A nova igreja do Atouguia, na Calheta, inaugurada no domingo com a presença do presidente do Governo Regional da Madeira , Alberto João Jardim, é o 14.º templo construído nas duas últimas décadas com financiamento público. Ao todo, custaram ao orçamento regional 18,6 milhões de euros, não incluindo as comparticipações das câmaras e do Centro Regional da Segurança Social.

Na maioria dos casos, as paróquias não receberam na totalidade as verbas atribuídas pelo governo regional, dado que, por dificuldades financeiras, tem protelado o cumprimento dos contratos com resoluções que repartem tais encargos pelos orçamentos de anos seguintes.

No decurso de 2011, o governo regional aprovou 11 resoluções a repartir até 2013 um total de 11,7 milhões concedidos para a construção de novas igrejas e salões paroquiais. Em dívida está ainda grande parte dos 6,6 milhões que deveriam ter sido pagos em 2011.

O grande problema é que agora, com o plano de resgate, Jardim está obrigado a uma redução mínima de 15% nos subsídios.

"Estamos a conversar com o Governo"

Relativamente à igreja do Atouguia a primeira transferência no valor de 750 mil euros deveria ser efectuada no ano passado e a segunda, de 250 mil euros, em 2012, aquando da conclusão da obra. Mas até domingo "nem um cêntimo" chegou, garantiu fonte diocesana.

"Estamos a conversar com o Governo sobre o assunto", declarou ao PÚBLICO o padre Silvano Gonçalves, escusando-se a confirmar a falta de pagamento de um milhão de euros prometido por Jardim. Da Câmara da Calheta espera 300 mil euros de comparticipação no custo da obra estimado em 1,75 milhões, não incluindo as peças de arte sacra adquiridas para o edifício projectado por Cunha Paredes, o arquitecto de quase todas os novos templos.

"O objecto do contrato-programa foi a construção da igreja paroquial do Atouguia, indispensável à comunidade paroquial e ao serviço socio-caritativo aos mais necessitados da Calheta, fornecendo infra-estruturas condignas e com o mínimo de conforto aos paroquianos", justifica o governo regional. O investimento é "uma obra com enquadramento no Plano de Desenvolvimento Económico e Social da Região Autónoma da Madeira 2007-2013", acrescenta a nota, adiantando que "a breve prazo será transferido um valor superior a 50% do constante no contrato".

A construção da nova igreja, numa diocese com 116 templos distribuídos por 96 paróquias (quase o dobro das 54 freguesias), é a concretização de um "sonho com meio século", diz o padre Silvano. Refere que, dos cerca de 1100 habitantes da localidade, "mais de 70% são praticantes" para os quais a antiga igreja "não era suficiente", para desenvolver outras actividades de cariz social.
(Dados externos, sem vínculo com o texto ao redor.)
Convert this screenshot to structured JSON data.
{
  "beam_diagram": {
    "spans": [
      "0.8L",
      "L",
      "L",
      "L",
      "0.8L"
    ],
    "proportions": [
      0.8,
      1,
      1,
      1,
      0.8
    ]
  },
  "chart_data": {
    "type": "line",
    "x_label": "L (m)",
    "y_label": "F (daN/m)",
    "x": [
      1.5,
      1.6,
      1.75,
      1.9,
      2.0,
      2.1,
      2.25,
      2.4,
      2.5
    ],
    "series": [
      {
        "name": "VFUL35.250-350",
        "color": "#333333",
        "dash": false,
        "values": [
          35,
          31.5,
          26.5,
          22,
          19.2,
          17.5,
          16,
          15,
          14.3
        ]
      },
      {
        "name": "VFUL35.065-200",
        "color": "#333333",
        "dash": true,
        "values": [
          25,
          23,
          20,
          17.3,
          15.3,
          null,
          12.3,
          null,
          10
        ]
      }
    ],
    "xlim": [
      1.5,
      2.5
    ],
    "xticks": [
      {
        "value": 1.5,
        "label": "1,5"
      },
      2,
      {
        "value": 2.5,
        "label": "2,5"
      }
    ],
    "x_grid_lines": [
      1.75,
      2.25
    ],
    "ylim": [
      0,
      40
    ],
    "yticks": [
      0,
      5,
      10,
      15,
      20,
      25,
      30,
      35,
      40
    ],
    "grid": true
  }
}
Em grandes dificuldades económicas, devido à grandeza do novo centro social e paroquial, está a igreja do Livramento, no Funchal. É a igreja mais cara da ilha (6,9 milhões) e foi inaugurada com a presença de Jardim antes das eleições regionais 2004. O governo regional comprometeu-se com 3,5 milhões, o Centro Regional da Segurança Social com 500 mil euros e a Câmara do Funchal com 325 mil, ficando o restante à responsabilidade da paróquia.
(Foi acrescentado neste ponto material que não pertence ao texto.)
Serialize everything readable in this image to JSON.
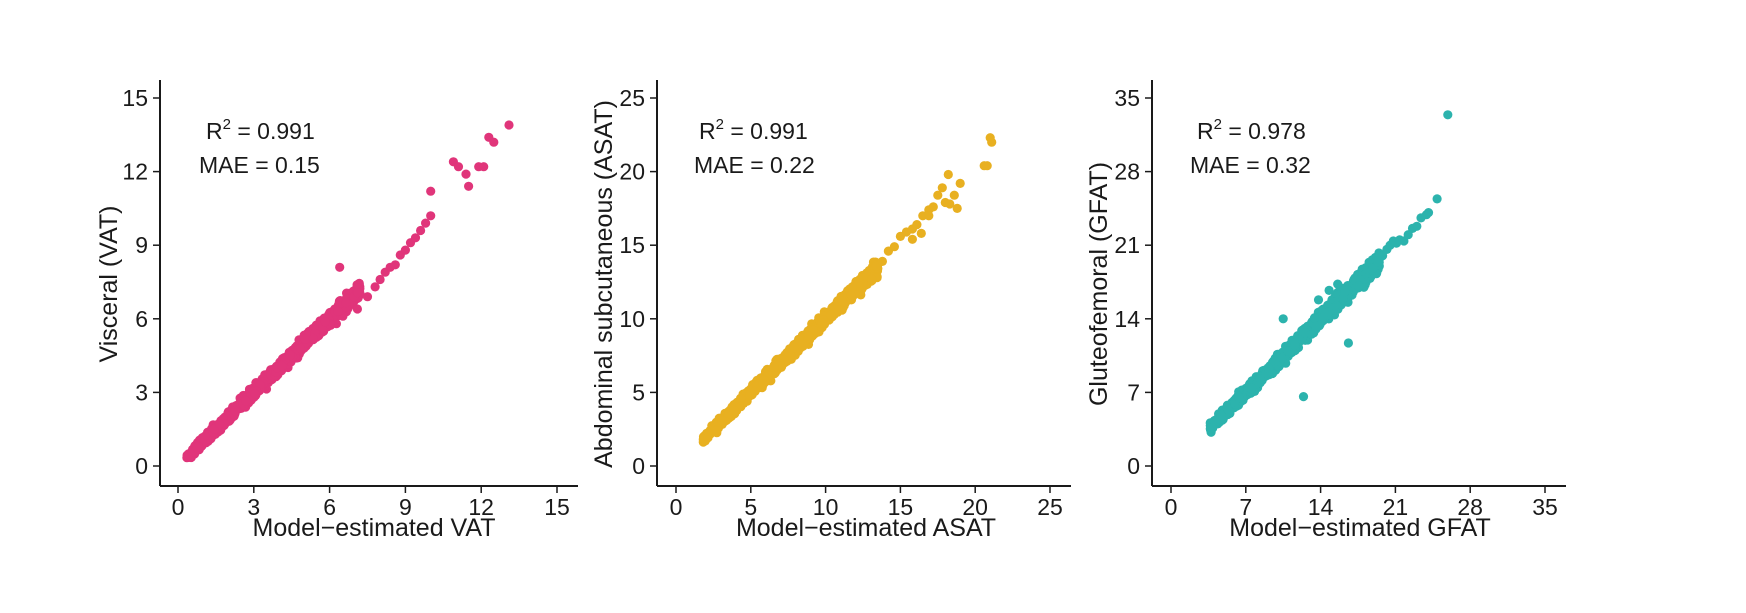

Com a justificação de que a nova igreja iria dispor de um centro social, o executivo de Jardim expropriou terrenos que anexou aos adquiridos pela paróquia. Mas ao contrário do planeado, o governo regional não viabilizou o centro de dia, agora abandonado e a degradar-se, nem o infantário, que, já durante a sua construção, se tornou desnecessário com o surgimento de outro integrado na escola pública do Livramento.

Com parte alugada para creche particular, o centro social é hoje um "elefante branco" que domina o casario do Funchal, pouco acima da via rápida à cota 200. Desesperada, a construtora reclama mais de 800 mil euros em dívida desde a inauguração, há oito anos. Sem outra solução para a "pesada herança" que recebeu, o pároco João Carlos Gomes apelou aos paroquianos para que, com a "bênção do Espírito Santo", ajudem a encontrar "soluções de financiamento que permitam pagar o mais rapidamente possível".
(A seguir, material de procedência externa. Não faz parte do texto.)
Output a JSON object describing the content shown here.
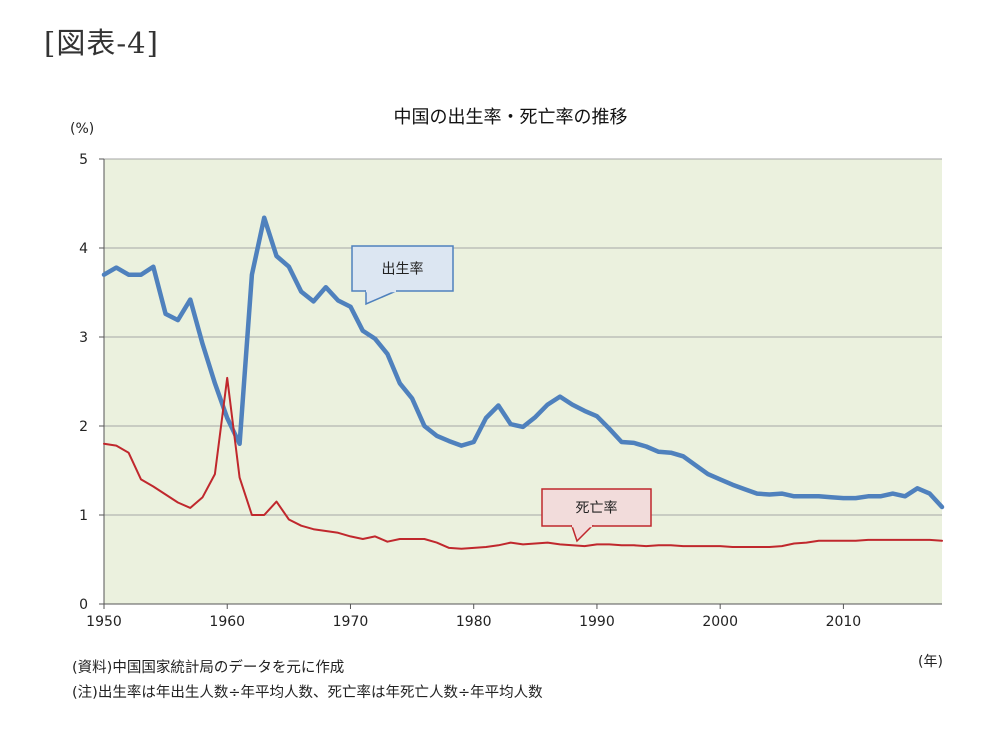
{
  "figure_label": "[図表-4]",
  "chart_data": {
    "type": "line",
    "title": "中国の出生率・死亡率の推移",
    "ylabel": "(%)",
    "xlabel": "(年)",
    "ylim": [
      0,
      5
    ],
    "xlim": [
      1950,
      2018
    ],
    "yticks": [
      "0",
      "1",
      "2",
      "3",
      "4",
      "5"
    ],
    "xticks": [
      "1950",
      "1960",
      "1970",
      "1980",
      "1990",
      "2000",
      "2010"
    ],
    "grid": true,
    "background_color": "#ebf1de",
    "series": [
      {
        "name": "出生率",
        "color": "#4f81bd",
        "x": [
          1950,
          1951,
          1952,
          1953,
          1954,
          1955,
          1956,
          1957,
          1958,
          1959,
          1960,
          1961,
          1962,
          1963,
          1964,
          1965,
          1966,
          1967,
          1968,
          1969,
          1970,
          1971,
          1972,
          1973,
          1974,
          1975,
          1976,
          1977,
          1978,
          1979,
          1980,
          1981,
          1982,
          1983,
          1984,
          1985,
          1986,
          1987,
          1988,
          1989,
          1990,
          1991,
          1992,
          1993,
          1994,
          1995,
          1996,
          1997,
          1998,
          1999,
          2000,
          2001,
          2002,
          2003,
          2004,
          2005,
          2006,
          2007,
          2008,
          2009,
          2010,
          2011,
          2012,
          2013,
          2014,
          2015,
          2016,
          2017,
          2018
        ],
        "values": [
          3.7,
          3.78,
          3.7,
          3.7,
          3.79,
          3.26,
          3.19,
          3.42,
          2.92,
          2.48,
          2.09,
          1.8,
          3.7,
          4.34,
          3.91,
          3.79,
          3.51,
          3.4,
          3.56,
          3.41,
          3.34,
          3.07,
          2.98,
          2.81,
          2.48,
          2.31,
          2.0,
          1.89,
          1.83,
          1.78,
          1.82,
          2.09,
          2.23,
          2.02,
          1.99,
          2.1,
          2.24,
          2.33,
          2.24,
          2.17,
          2.11,
          1.97,
          1.82,
          1.81,
          1.77,
          1.71,
          1.7,
          1.66,
          1.56,
          1.46,
          1.4,
          1.34,
          1.29,
          1.24,
          1.23,
          1.24,
          1.21,
          1.21,
          1.21,
          1.2,
          1.19,
          1.19,
          1.21,
          1.21,
          1.24,
          1.21,
          1.3,
          1.24,
          1.09
        ]
      },
      {
        "name": "死亡率",
        "color": "#c0282d",
        "x": [
          1950,
          1951,
          1952,
          1953,
          1954,
          1955,
          1956,
          1957,
          1958,
          1959,
          1960,
          1961,
          1962,
          1963,
          1964,
          1965,
          1966,
          1967,
          1968,
          1969,
          1970,
          1971,
          1972,
          1973,
          1974,
          1975,
          1976,
          1977,
          1978,
          1979,
          1980,
          1981,
          1982,
          1983,
          1984,
          1985,
          1986,
          1987,
          1988,
          1989,
          1990,
          1991,
          1992,
          1993,
          1994,
          1995,
          1996,
          1997,
          1998,
          1999,
          2000,
          2001,
          2002,
          2003,
          2004,
          2005,
          2006,
          2007,
          2008,
          2009,
          2010,
          2011,
          2012,
          2013,
          2014,
          2015,
          2016,
          2017,
          2018
        ],
        "values": [
          1.8,
          1.78,
          1.7,
          1.4,
          1.32,
          1.23,
          1.14,
          1.08,
          1.2,
          1.46,
          2.54,
          1.42,
          1.0,
          1.0,
          1.15,
          0.95,
          0.88,
          0.84,
          0.82,
          0.8,
          0.76,
          0.73,
          0.76,
          0.7,
          0.73,
          0.73,
          0.73,
          0.69,
          0.63,
          0.62,
          0.63,
          0.64,
          0.66,
          0.69,
          0.67,
          0.68,
          0.69,
          0.67,
          0.66,
          0.65,
          0.67,
          0.67,
          0.66,
          0.66,
          0.65,
          0.66,
          0.66,
          0.65,
          0.65,
          0.65,
          0.65,
          0.64,
          0.64,
          0.64,
          0.64,
          0.65,
          0.68,
          0.69,
          0.71,
          0.71,
          0.71,
          0.71,
          0.72,
          0.72,
          0.72,
          0.72,
          0.72,
          0.72,
          0.71
        ]
      }
    ],
    "annotations": [
      {
        "text": "出生率",
        "series": "出生率"
      },
      {
        "text": "死亡率",
        "series": "死亡率"
      }
    ]
  },
  "notes": {
    "source": "(資料)中国国家統計局のデータを元に作成",
    "note": "(注)出生率は年出生人数÷年平均人数、死亡率は年死亡人数÷年平均人数"
  }
}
Alerta de padre do Funchal

O desabafo é do responsável por uma das paróquias do Funchal. "O nosso povo está cansado de ser enganado, cansado deste circo", escreveu o padre José Luís Rodrigues. Através do seu blogue Banquete da Palavra, este pároco de São José e São Roque, no Funchal, apela à "responsabilidade e lucidez" dos seus colegas para que assim melhor possam dedicar-se às funções que lhes são próprias. Essencial, escreveu ainda, é "cumprir o nosso papel de acordo com o Evangelho de Jesus e não manietados com lógicas interesseiras deste mundo".

Segundo o pároco, "os subsídios não devem aprisionar nenhum padre às saias do altar, mas, sempre libertos, serem profetas, de pé diante da humanidade e só e unicamente de joelhos diante de Deus ", acrescenta. O padre defende tambem alguma contenção quando estão em causa verbas públicas. "Hoje, tendo em conta todas as dificuldades que o mundo atravessa, e, em particular, a nossa região, a Igreja devia distanciar-se daquele sorvedouro de dinheiros públicos que tanta falta fazem noutros domínios mais prementes à população da Madeira", escreve ainda.